Whether or not it's a good idea for you, specifically, is a different question. How good are you about staying persistent with your work and managing your time? How passionate are you about your dissertation topic? (That can make a difference in whether, after returning from 8 hours at work, you feel motivated to actually work on it or not.) Will you have to move somewhere geographically distant from your doctoral program to find work? (That can decrease your odds of finishing, since you don't have ready access to your university's resources.)

If you are "almost halfway through," I'm going to guess that you just began your third or maybe fourth year in the program, which at many programs means you maybe just finished up coursework and are looking at comprehensive exams and/or a dissertation proposal. At that stage, it's still a viable option to think about "transferring" to a new PhD program. Is your advisor going somewhere interesting? Is there the possibility of them taking you with them to the new university (assuming it's a different faculty position)? If they can take you, they can potentially negotiate you not starting over. If you went to a completely new program, you might have to start your coursework over (or maybe redo a year), but that might be better than staying stuck where you are.

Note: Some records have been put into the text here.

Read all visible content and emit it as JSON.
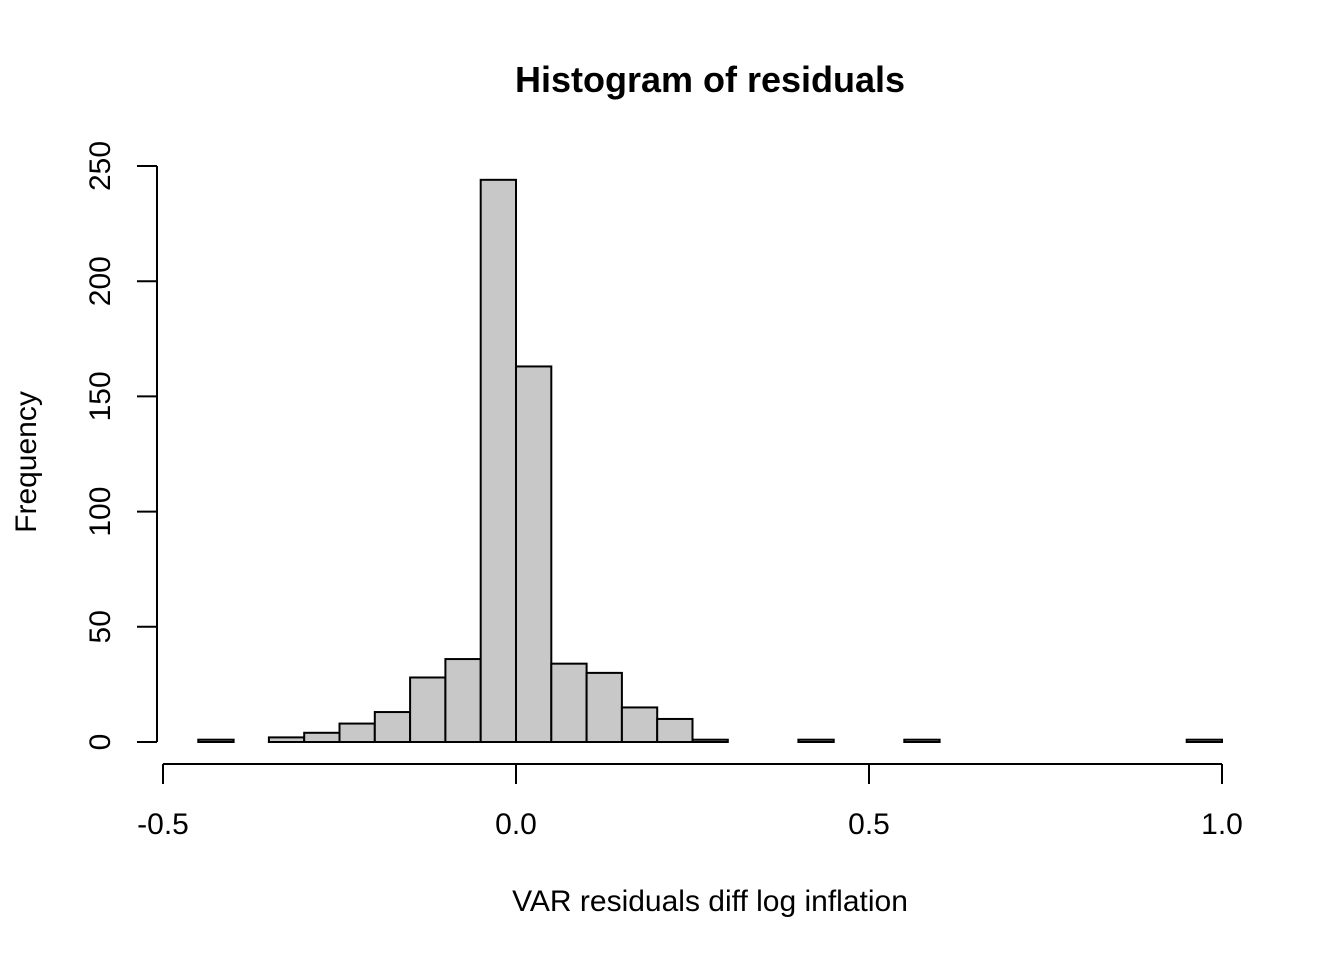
{
  "chart_data": {
    "type": "bar",
    "title": "Histogram of residuals",
    "xlabel": "VAR residuals diff log inflation",
    "ylabel": "Frequency",
    "xlim": [
      -0.5,
      1.0
    ],
    "ylim": [
      0,
      250
    ],
    "x_ticks": [
      {
        "value": -0.5,
        "label": "-0.5"
      },
      {
        "value": 0.0,
        "label": "0.0"
      },
      {
        "value": 0.5,
        "label": "0.5"
      },
      {
        "value": 1.0,
        "label": "1.0"
      }
    ],
    "y_ticks": [
      {
        "value": 0,
        "label": "0"
      },
      {
        "value": 50,
        "label": "50"
      },
      {
        "value": 100,
        "label": "100"
      },
      {
        "value": 150,
        "label": "150"
      },
      {
        "value": 200,
        "label": "200"
      },
      {
        "value": 250,
        "label": "250"
      }
    ],
    "bin_width": 0.05,
    "bins": [
      {
        "start": -0.45,
        "count": 1
      },
      {
        "start": -0.4,
        "count": 0
      },
      {
        "start": -0.35,
        "count": 2
      },
      {
        "start": -0.3,
        "count": 4
      },
      {
        "start": -0.25,
        "count": 8
      },
      {
        "start": -0.2,
        "count": 13
      },
      {
        "start": -0.15,
        "count": 28
      },
      {
        "start": -0.1,
        "count": 36
      },
      {
        "start": -0.05,
        "count": 244
      },
      {
        "start": 0.0,
        "count": 163
      },
      {
        "start": 0.05,
        "count": 34
      },
      {
        "start": 0.1,
        "count": 30
      },
      {
        "start": 0.15,
        "count": 15
      },
      {
        "start": 0.2,
        "count": 10
      },
      {
        "start": 0.25,
        "count": 1
      },
      {
        "start": 0.3,
        "count": 0
      },
      {
        "start": 0.35,
        "count": 0
      },
      {
        "start": 0.4,
        "count": 1
      },
      {
        "start": 0.45,
        "count": 0
      },
      {
        "start": 0.5,
        "count": 0
      },
      {
        "start": 0.55,
        "count": 1
      },
      {
        "start": 0.6,
        "count": 0
      },
      {
        "start": 0.65,
        "count": 0
      },
      {
        "start": 0.7,
        "count": 0
      },
      {
        "start": 0.75,
        "count": 0
      },
      {
        "start": 0.8,
        "count": 0
      },
      {
        "start": 0.85,
        "count": 0
      },
      {
        "start": 0.9,
        "count": 0
      },
      {
        "start": 0.95,
        "count": 1
      }
    ],
    "bar_color": "#c8c8c8",
    "grid": false,
    "legend": "none"
  }
}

Or...are you just done? Are you only dissatisfied with the program and location, or are you starting to have second thoughts about doctoral study overall?

As a student, you probably have a certain number of counseling appointments in your insurance - consider taking advantage of them and talking to a counselor/therapist. They can help with the sad and confused, but also with the career transition decisions as well! You can also spend some time doing some soul-searching yourself - maybe journaling, maybe just thinking deeply - about what your true feelings are right now, and whether you're just fed up with the location, the location + your program, or doctoral study altogether.